# cube acid -falls kauf-wo?



## lugggas (6. September 2003)

servus,
ich wollte mir evt. ein Cube Acid kaufen.
Jetzt habe ich festgestellt,dass nur der Adrenalin eins im Angebot hat.(kann das sein?)Wenn nein wer könnte noch eins haben?
Ich wollte es mir so um Januar rum kaufen.Kann ich da irgendwie ein 2003er modell-also billigeres- bekommen?
Danke
Lucas
P.S. Wo fahren eigentlich die ganzen Fürther MTBiker rum?
Ich wohne in Vach und der Mannhoferwald-naja.
Kanal is auch langweilig.
Letztens bin ich mal zm Knoblauchslandairport gefahren.
Is landschaftlich aber auch nicht so toll. Wie is es eigentlich so im Stadtwald bei diesem Wildscheingehege?
Danke
Lucas


----------



## All-Mountain (7. September 2003)

> _Original geschrieben von lugggas _
> *
> P.S. Wo fahren eigentlich die ganzen Fürther MTBiker rum?
> Ich wohne in Vach und der Mannhoferwald-naja.
> ...



Hi Lucas, 
mit dem Wildschweingehege im Stadtwald, bist du schon ziemlich nah dran 
Guckst Du am besten hier:
Veste-Thread 
Gruß
TOM


----------



## MTB-News.de




----------



## Artur (7. September 2003)

2003er Cube in Januar?

Hallo lugggas!

Wenn du das Acid´03 willst, solltest du nicht so lange warten.
Ich weis jetzt nicht wie es in Führt bei deinem Händler aussieht.
Aber wir in Würzburg haben kein einziges Acid mit V-Brake mehr und mit Scheibe nur noch 2!
Schau erst mal ob dein Händler das Bike noch in deiner Größe hat.
Und bis Januar steht das ´04er auch da!
Das neue ist Mattschwarz mit Judy TT und HS11 oder Julie.

Hoffe ein wenig geholfen zu haben!


----------



## synx (7. September 2003)

Hi ich könnte dir die Nummer von meinem Händler geben, vielleicht hat der noch eins da! Binn mir nicht sicher müsstest halt mal anrufen! Bei bedarf mail ich dir die Nummer zu!
mfg


----------



## lugggas (7. September 2003)

Hi,
vielen Dank!
@synx: Die Nummer könnte ich evtl. brauchen.
Ich schicke dir dann eine private Nachricht wenn ich sie brauch,okay?
Danke 
Lucas


----------



## Bolli (30. Oktober 2003)

Weiß jemand bis wieviel Reifenbreite hinten reinpaßt??
würde mich über eine schnelle Antwort freuen!!!!
Bolli


----------



## masterali (12. Dezember 2003)

hi 

bei den Cube Acid und LTD Rahmen gehen nach meiner Erfahrung höchstens 2,25 " rein. Mit gewalt vielleicht ein 2,35 "


----------



## munchin Monster (25. Dezember 2003)

fahre ja auch das acid... also ich fahr nen 2,25" reifen ... mehr geht glaub ich auch gar ned... also 2,35" wär dann scho zu groß ich weiss ned obs sowsas wie 2,30" gibt kei ahnung 

aber was willstn mit so fetten latschen? 2,25" reichen doch völlig aus... das einzige was ich an meinem bike nicht schätze ist die gabel -> judy tt...
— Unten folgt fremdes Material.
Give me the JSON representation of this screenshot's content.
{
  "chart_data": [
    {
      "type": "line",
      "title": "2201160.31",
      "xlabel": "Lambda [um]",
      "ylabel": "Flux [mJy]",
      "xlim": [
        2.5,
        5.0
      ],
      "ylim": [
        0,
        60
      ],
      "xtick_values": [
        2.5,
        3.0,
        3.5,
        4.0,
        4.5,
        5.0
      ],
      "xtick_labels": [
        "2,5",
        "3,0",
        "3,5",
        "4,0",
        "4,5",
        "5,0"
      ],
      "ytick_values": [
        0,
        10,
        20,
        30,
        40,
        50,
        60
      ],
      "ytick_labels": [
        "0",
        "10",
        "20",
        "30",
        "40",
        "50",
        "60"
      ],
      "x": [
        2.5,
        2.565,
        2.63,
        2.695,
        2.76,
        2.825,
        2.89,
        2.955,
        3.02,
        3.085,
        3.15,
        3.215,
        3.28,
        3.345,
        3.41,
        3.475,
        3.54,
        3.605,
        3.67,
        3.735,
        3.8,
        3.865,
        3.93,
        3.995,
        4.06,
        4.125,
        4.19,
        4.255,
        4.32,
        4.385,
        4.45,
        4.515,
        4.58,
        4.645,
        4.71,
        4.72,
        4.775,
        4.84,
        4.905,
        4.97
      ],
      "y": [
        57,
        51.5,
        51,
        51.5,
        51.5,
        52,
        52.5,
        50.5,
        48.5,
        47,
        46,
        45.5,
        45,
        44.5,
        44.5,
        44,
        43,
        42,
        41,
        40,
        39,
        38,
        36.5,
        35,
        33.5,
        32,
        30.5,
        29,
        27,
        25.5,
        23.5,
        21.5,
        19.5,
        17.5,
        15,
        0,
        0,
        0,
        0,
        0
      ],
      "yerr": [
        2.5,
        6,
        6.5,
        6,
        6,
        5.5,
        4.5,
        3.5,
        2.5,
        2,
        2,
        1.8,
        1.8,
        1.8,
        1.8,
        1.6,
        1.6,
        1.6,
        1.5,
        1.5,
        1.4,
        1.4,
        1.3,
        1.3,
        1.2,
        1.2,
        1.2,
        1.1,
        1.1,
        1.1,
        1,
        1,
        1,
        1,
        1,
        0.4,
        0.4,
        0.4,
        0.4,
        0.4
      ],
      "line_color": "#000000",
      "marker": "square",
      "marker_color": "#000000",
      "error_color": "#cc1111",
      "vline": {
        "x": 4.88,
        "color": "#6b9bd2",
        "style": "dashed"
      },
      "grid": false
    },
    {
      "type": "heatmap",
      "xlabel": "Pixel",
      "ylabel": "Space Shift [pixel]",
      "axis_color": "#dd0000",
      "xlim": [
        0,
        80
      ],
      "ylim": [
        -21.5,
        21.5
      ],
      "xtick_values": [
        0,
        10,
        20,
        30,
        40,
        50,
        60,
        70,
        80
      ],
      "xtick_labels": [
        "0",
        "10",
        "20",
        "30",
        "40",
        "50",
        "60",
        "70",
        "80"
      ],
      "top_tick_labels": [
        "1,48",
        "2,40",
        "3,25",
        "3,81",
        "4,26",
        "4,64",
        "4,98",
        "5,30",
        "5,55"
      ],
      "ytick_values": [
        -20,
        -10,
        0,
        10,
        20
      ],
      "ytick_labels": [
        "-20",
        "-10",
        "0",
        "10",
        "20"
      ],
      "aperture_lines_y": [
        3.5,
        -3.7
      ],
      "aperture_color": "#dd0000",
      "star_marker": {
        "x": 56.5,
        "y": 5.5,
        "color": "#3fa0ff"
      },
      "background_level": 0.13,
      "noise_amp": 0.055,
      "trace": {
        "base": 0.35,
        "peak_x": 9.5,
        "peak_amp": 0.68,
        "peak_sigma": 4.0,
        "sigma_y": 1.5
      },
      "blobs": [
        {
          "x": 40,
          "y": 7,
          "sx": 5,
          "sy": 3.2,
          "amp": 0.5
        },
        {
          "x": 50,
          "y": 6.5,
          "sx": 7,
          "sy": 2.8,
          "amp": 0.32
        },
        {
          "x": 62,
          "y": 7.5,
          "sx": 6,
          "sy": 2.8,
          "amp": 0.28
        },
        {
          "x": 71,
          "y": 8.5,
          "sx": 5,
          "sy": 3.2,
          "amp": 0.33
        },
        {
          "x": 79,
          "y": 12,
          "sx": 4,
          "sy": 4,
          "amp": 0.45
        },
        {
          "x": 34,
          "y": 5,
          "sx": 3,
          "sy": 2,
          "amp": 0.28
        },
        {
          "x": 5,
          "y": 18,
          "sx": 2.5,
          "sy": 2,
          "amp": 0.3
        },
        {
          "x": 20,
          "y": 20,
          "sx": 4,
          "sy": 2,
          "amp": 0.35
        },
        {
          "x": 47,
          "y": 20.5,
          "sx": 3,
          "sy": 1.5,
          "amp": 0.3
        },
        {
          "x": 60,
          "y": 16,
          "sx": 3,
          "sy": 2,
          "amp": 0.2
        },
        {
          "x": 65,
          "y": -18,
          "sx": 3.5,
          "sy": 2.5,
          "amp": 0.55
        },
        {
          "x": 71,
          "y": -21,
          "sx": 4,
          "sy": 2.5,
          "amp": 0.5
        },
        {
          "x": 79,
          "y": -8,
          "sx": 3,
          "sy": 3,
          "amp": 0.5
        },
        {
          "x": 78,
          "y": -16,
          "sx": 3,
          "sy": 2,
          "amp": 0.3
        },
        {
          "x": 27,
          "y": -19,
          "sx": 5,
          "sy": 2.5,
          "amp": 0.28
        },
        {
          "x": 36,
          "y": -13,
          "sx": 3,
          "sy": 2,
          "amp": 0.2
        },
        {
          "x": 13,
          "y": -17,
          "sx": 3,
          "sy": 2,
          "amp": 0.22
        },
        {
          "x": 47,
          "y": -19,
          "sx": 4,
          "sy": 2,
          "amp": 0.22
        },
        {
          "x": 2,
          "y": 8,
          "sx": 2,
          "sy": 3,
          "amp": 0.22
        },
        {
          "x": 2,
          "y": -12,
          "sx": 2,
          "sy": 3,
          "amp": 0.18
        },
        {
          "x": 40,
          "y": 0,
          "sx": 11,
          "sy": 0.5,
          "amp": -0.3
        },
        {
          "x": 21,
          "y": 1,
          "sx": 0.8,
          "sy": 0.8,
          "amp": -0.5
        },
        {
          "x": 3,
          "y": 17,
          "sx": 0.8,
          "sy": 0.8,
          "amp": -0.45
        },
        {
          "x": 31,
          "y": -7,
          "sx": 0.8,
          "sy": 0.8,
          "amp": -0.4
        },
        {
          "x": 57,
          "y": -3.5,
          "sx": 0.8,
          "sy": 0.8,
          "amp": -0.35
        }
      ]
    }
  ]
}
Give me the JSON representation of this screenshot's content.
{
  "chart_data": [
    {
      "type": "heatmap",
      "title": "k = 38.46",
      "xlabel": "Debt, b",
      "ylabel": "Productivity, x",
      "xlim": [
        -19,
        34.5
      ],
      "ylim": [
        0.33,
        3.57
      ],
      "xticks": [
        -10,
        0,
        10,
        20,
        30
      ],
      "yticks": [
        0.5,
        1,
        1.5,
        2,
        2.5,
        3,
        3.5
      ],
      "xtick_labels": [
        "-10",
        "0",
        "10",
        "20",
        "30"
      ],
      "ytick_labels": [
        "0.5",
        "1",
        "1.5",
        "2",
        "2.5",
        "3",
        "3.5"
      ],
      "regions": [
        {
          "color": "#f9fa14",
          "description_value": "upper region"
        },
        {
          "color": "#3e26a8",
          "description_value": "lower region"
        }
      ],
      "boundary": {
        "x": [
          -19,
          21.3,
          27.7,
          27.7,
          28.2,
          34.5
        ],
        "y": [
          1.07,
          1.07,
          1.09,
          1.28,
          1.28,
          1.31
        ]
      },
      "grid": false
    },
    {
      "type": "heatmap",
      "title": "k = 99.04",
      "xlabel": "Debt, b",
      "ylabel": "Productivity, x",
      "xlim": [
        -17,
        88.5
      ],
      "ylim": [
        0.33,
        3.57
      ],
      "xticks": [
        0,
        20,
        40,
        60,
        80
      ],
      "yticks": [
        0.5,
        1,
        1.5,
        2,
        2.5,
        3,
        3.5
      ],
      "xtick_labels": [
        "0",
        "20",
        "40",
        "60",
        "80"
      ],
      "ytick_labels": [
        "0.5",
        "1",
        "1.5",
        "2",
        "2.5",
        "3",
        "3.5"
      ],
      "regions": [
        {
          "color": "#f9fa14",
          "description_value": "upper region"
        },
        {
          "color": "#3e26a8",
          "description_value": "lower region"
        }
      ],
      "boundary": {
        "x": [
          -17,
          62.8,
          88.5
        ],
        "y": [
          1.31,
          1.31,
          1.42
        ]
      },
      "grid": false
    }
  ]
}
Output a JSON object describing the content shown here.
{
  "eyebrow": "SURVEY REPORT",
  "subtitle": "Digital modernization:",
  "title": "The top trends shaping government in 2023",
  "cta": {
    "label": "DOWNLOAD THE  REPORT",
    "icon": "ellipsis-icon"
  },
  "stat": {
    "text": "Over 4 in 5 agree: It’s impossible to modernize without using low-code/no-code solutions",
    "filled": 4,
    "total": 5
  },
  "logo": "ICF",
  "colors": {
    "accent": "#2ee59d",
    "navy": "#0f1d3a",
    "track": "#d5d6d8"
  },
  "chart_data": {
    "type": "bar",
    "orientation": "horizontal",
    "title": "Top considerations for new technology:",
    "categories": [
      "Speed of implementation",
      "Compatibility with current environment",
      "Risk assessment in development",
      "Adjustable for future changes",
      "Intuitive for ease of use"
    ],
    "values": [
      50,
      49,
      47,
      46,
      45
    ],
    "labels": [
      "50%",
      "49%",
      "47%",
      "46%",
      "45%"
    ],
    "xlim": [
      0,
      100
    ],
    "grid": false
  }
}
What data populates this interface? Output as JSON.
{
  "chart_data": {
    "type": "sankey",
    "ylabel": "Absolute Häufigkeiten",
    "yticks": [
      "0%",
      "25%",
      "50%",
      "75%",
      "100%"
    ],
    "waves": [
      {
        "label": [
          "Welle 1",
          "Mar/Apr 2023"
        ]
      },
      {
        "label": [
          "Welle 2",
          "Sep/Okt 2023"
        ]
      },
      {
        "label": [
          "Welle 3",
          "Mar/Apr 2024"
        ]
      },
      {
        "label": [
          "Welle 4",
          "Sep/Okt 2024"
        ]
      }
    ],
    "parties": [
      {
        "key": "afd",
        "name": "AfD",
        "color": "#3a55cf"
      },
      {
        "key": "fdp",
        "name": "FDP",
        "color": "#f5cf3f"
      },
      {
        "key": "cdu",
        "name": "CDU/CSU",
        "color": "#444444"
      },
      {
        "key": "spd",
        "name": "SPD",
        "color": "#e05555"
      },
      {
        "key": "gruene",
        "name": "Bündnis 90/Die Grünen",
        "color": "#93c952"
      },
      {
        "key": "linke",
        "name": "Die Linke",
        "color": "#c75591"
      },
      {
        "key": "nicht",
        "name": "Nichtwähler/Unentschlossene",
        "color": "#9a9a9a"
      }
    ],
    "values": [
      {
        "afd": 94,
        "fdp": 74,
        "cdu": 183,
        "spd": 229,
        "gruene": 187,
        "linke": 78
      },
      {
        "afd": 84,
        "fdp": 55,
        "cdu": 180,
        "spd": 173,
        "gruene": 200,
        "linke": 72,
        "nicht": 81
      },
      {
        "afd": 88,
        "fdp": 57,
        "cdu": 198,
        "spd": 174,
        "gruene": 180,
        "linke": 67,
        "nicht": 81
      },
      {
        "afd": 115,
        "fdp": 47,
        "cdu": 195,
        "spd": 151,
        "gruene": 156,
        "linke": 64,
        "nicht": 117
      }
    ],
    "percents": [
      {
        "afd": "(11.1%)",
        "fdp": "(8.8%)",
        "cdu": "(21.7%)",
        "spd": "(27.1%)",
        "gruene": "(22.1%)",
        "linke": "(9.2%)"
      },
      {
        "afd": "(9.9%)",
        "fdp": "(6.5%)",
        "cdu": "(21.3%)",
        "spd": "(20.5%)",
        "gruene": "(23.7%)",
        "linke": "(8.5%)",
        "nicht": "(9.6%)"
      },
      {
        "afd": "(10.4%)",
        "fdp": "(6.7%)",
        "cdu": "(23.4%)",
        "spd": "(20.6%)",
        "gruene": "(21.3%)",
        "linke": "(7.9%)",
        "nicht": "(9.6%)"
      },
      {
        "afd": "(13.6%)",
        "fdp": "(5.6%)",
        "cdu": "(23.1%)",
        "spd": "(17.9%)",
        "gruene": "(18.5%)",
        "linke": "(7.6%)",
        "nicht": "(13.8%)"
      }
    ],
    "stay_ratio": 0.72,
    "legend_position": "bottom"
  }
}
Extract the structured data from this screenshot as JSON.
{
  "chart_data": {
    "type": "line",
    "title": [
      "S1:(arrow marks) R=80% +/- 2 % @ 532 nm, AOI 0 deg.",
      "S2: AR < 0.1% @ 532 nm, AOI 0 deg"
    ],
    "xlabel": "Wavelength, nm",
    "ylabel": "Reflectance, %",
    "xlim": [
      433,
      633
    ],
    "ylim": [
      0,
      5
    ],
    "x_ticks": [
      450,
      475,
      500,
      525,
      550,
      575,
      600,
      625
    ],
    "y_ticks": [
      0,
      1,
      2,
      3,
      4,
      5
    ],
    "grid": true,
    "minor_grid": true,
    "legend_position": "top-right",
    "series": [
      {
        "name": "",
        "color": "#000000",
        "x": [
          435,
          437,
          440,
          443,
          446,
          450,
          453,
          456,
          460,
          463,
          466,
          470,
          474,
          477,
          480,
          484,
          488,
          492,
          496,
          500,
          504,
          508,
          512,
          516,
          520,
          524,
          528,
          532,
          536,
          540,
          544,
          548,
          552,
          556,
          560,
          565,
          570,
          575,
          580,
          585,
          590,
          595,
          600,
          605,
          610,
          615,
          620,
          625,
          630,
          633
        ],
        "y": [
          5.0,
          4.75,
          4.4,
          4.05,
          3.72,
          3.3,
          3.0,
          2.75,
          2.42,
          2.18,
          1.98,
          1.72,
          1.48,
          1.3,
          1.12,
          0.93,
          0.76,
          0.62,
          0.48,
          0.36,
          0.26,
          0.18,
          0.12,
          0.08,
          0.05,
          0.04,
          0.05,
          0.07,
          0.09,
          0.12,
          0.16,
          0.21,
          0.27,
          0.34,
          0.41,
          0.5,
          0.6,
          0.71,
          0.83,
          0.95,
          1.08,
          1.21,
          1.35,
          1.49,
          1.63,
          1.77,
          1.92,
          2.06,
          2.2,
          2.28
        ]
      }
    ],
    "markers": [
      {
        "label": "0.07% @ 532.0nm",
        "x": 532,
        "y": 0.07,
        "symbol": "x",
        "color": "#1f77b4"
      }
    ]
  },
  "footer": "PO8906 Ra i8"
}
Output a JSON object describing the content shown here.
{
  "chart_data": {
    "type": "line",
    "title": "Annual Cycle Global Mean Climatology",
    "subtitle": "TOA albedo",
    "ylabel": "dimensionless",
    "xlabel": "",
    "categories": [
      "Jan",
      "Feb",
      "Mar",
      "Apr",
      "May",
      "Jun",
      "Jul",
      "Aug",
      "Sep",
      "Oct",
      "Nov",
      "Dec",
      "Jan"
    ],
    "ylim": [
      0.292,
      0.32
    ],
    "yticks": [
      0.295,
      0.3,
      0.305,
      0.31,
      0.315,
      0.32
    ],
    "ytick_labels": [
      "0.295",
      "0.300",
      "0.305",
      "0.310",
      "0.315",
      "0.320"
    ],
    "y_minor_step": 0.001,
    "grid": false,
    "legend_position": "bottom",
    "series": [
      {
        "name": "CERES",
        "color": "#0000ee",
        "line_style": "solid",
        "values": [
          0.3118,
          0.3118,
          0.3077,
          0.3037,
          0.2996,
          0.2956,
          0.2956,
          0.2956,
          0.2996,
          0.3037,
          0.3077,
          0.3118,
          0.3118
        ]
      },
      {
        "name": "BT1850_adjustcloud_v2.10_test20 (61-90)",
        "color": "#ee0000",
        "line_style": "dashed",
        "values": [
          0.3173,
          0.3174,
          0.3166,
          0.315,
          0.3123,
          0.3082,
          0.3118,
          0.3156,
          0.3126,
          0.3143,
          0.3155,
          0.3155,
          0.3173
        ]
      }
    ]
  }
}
wenn du ein ltd 3 fährst wieso willst dann überhaupt n acid? is doch n sprung zurück in die vergangenheit *gg*  

aber mit ner gscheiten gabel würd ichs mir auch kaufen 


wenn du irgendwelche fragen zu dem bike hast ich helf dir gerne - hab schon so einige erfahrungen gesammelt 


mfg benni


----------



## hardtailrocker (2. Januar 2004)

Ich fahre ein Cube LTD 2 (2002er)  mit Schwalbe Fat Albert 2,35. Habe bisher (ca. 2500 km) keine Probleme!


----------